SAWT BEIRUT INTERNATIONAL

| 6 October 2022, Thursday |

La sécurité alimentaire est en danger… et une agence internationale met en garde!

Les conflits, les intempéries et les chocs économiques ont augmenté d’un cinquième le nombre de personnes confrontées à des crises alimentaires à 193 millions l’an dernier, a déclaré une agence humanitaire internationale, et les attentes empireraient à moins qu’une action urgente « à grande échelle » ne soit prise.

Le Réseau mondial contre les crises alimentaires, mis en place par les Nations Unies et l’Union européenne, a déclaré dans son rapport annuel publié mardi que l’insécurité alimentaire a presque doublé au cours des six dernières années depuis 2016, date à laquelle il a commencé à la surveiller.

« Les perspectives ne sont pas bonnes. Si rien n’est fait pour soutenir les communautés rurales, l’ampleur de la dévastation en termes de faim et de perte de moyens de subsistance sera horrible », indique le rapport.

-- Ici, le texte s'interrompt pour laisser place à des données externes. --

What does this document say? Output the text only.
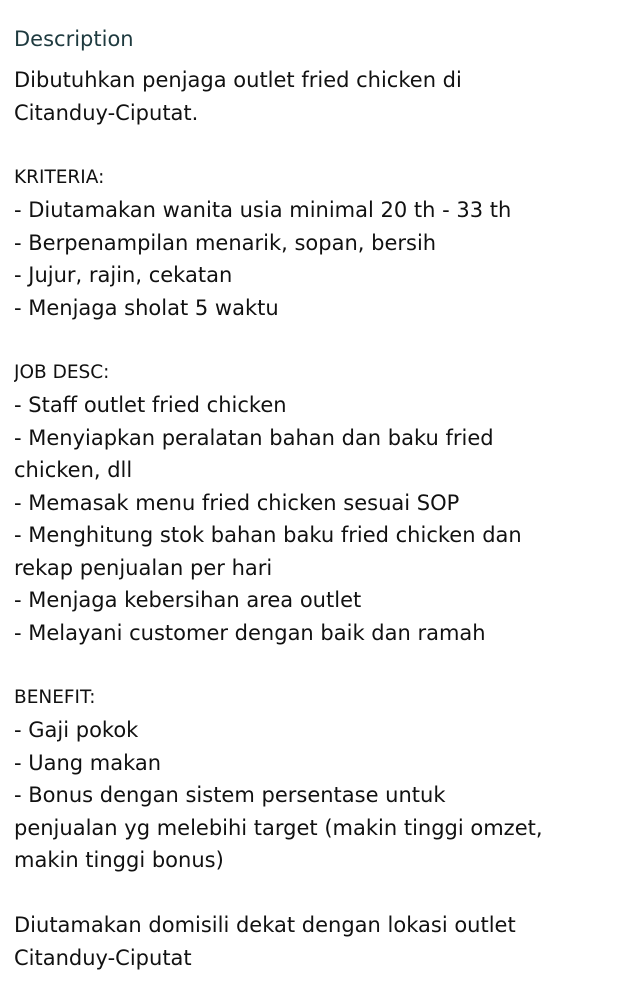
Description
Dibutuhkan penjaga outlet fried chicken di
Citanduy-Ciputat.
KRITERIA:
- Diutamakan wanita usia minimal 20 th - 33 th
- Berpenampilan menarik, sopan, bersih
- Jujur, rajin, cekatan
- Menjaga sholat 5 waktu
JOB DESC:
- Staff outlet fried chicken
- Menyiapkan peralatan bahan dan baku fried
chicken, dll
- Memasak menu fried chicken sesuai SOP
- Menghitung stok bahan baku fried chicken dan
rekap penjualan per hari
- Menjaga kebersihan area outlet
- Melayani customer dengan baik dan ramah
BENEFIT:
- Gaji pokok
- Uang makan
- Bonus dengan sistem persentase untuk
penjualan yg melebihi target (makin tinggi omzet,
makin tinggi bonus)
Diutamakan domisili dekat dengan lokasi outlet
Citanduy-Ciputat
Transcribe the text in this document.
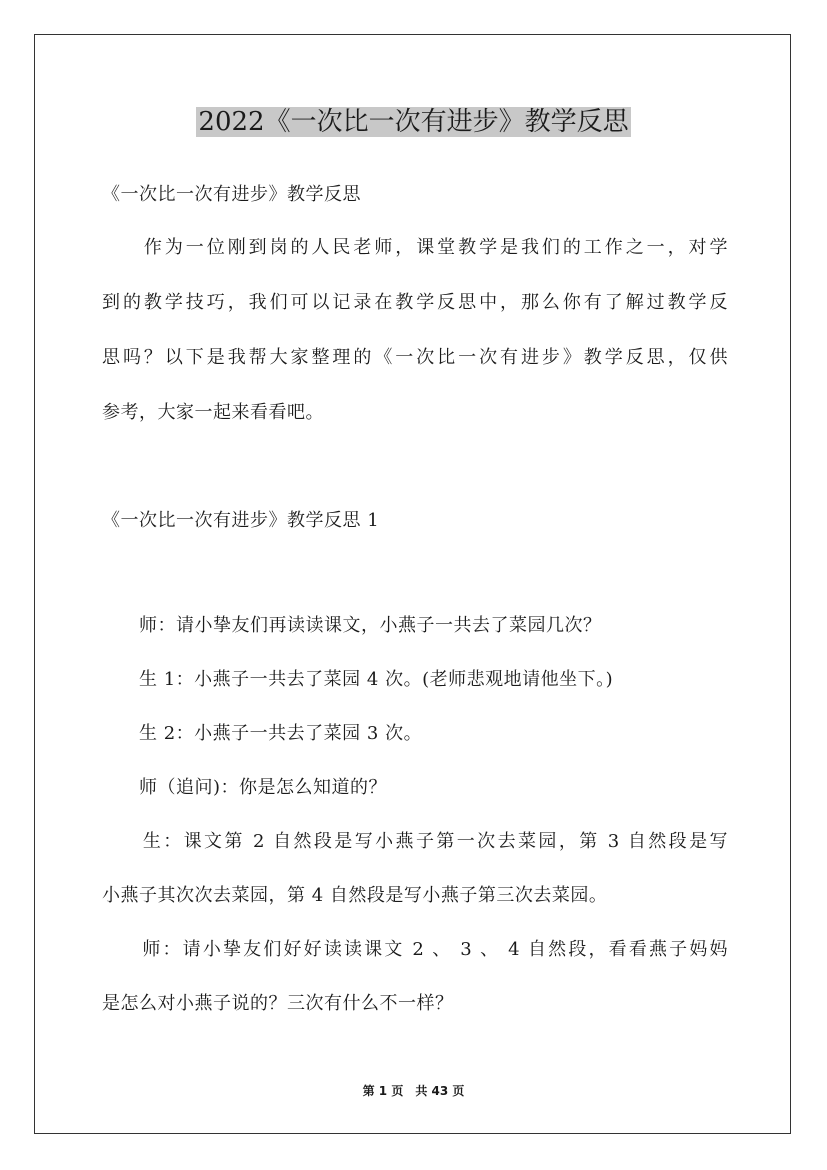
2022《一次比一次有进步》教学反思
《一次比一次有进步》教学反思
　　作为一位刚到岗的人民老师，课堂教学是我们的工作之一，对学
到的教学技巧，我们可以记录在教学反思中，那么你有了解过教学反
思吗？以下是我帮大家整理的《一次比一次有进步》教学反思，仅供
参考，大家一起来看看吧。
《一次比一次有进步》教学反思 1
　　师：请小挚友们再读读课文，小燕子一共去了菜园几次？
　　生 1：小燕子一共去了菜园 4 次。(老师悲观地请他坐下。)
　　生 2：小燕子一共去了菜园 3 次。
　　师（追问)：你是怎么知道的？
　　生：课文第 2 自然段是写小燕子第一次去菜园，第 3 自然段是写
小燕子其次次去菜园，第 4 自然段是写小燕子第三次去菜园。
　　师：请小挚友们好好读读课文 2 、 3 、 4 自然段，看看燕子妈妈
是怎么对小燕子说的？三次有什么不一样？
第 1 页　共 43 页
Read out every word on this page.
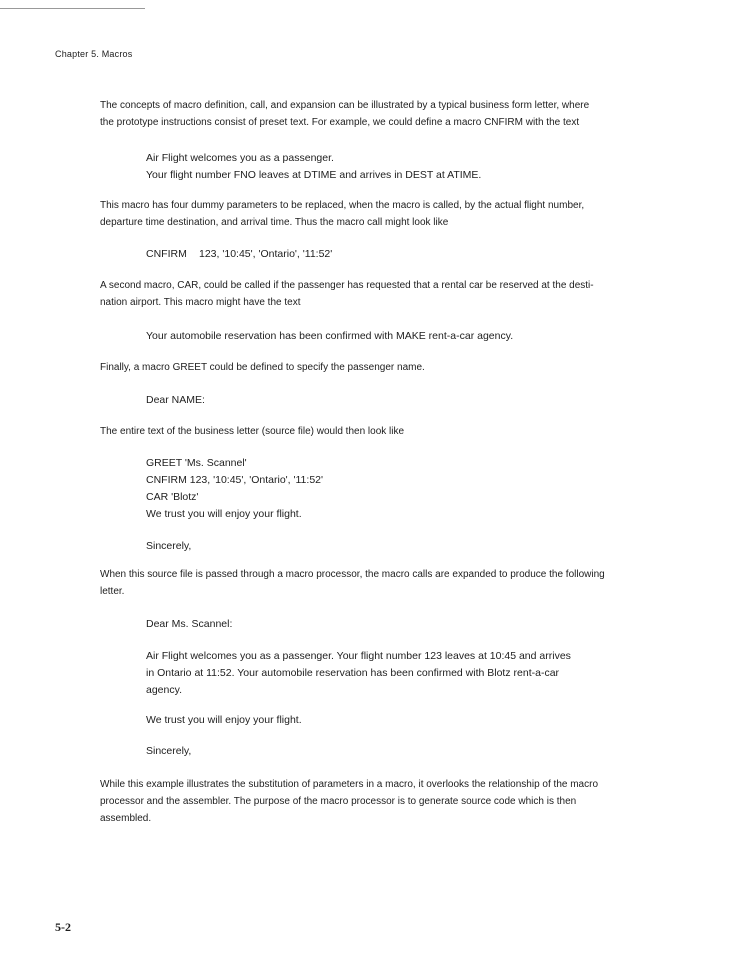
Chapter 5. Macros
The concepts of macro definition, call, and expansion can be illustrated by a typical business form letter, where
the prototype instructions consist of preset text. For example, we could define a macro CNFIRM with the text
Air Flight welcomes you as a passenger.
Your flight number FNO leaves at DTIME and arrives in DEST at ATIME.
This macro has four dummy parameters to be replaced, when the macro is called, by the actual flight number,
departure time destination, and arrival time. Thus the macro call might look like
CNFIRM 123, '10:45', 'Ontario', '11:52'
A second macro, CAR, could be called if the passenger has requested that a rental car be reserved at the desti-
nation airport. This macro might have the text
Your automobile reservation has been confirmed with MAKE rent-a-car agency.
Finally, a macro GREET could be defined to specify the passenger name.
Dear NAME:
The entire text of the business letter (source file) would then look like
GREET 'Ms. Scannel'
CNFIRM 123, '10:45', 'Ontario', '11:52'
CAR 'Blotz'
We trust you will enjoy your flight.
Sincerely,
When this source file is passed through a macro processor, the macro calls are expanded to produce the following
letter.
Dear Ms. Scannel:
Air Flight welcomes you as a passenger. Your flight number 123 leaves at 10:45 and arrives
in Ontario at 11:52. Your automobile reservation has been confirmed with Blotz rent-a-car
agency.
We trust you will enjoy your flight.
Sincerely,
While this example illustrates the substitution of parameters in a macro, it overlooks the relationship of the macro
processor and the assembler. The purpose of the macro processor is to generate source code which is then
assembled.
5-2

« Une action humanitaire urgente et à grande échelle est nécessaire pour empêcher que cela ne se produise », a-t-il ajouté.

L’insécurité alimentaire aiguë est définie comme toute pénurie alimentaire qui menace des vies ou des moyens de subsistance ou les deux. Le nombre de personnes confrontées à des crises alimentaires a augmenté de 40 millions, soit de 20%, l’année dernière.

Pour l’avenir, le rapport indique que l’invasion de l’Ukraine par la Russie – deux grands producteurs de denrées alimentaires – pose de graves risques pour la sécurité alimentaire mondiale, en particulier dans les pays en proie à une crise alimentaire, notamment l’Afghanistan, l’Éthiopie, Haïti, la Somalie, le Soudan du Sud, la Syrie et le Yémen.

En 2021, la Somalie a obtenu plus de 90% de ses besoins en blé de la Russie et de l’Ukraine, et la République démocratique du Congo en a reçu 80%.

Alors que Madagascar importait 70% des denrées alimentaires de base des deux pays.

« Les pays qui font déjà face à des niveaux élevés de faim aiguë sont particulièrement vulnérables en raison de leur forte dépendance aux importations alimentaires et de leur vulnérabilité aux chocs mondiaux des prix alimentaires », indique le rapport.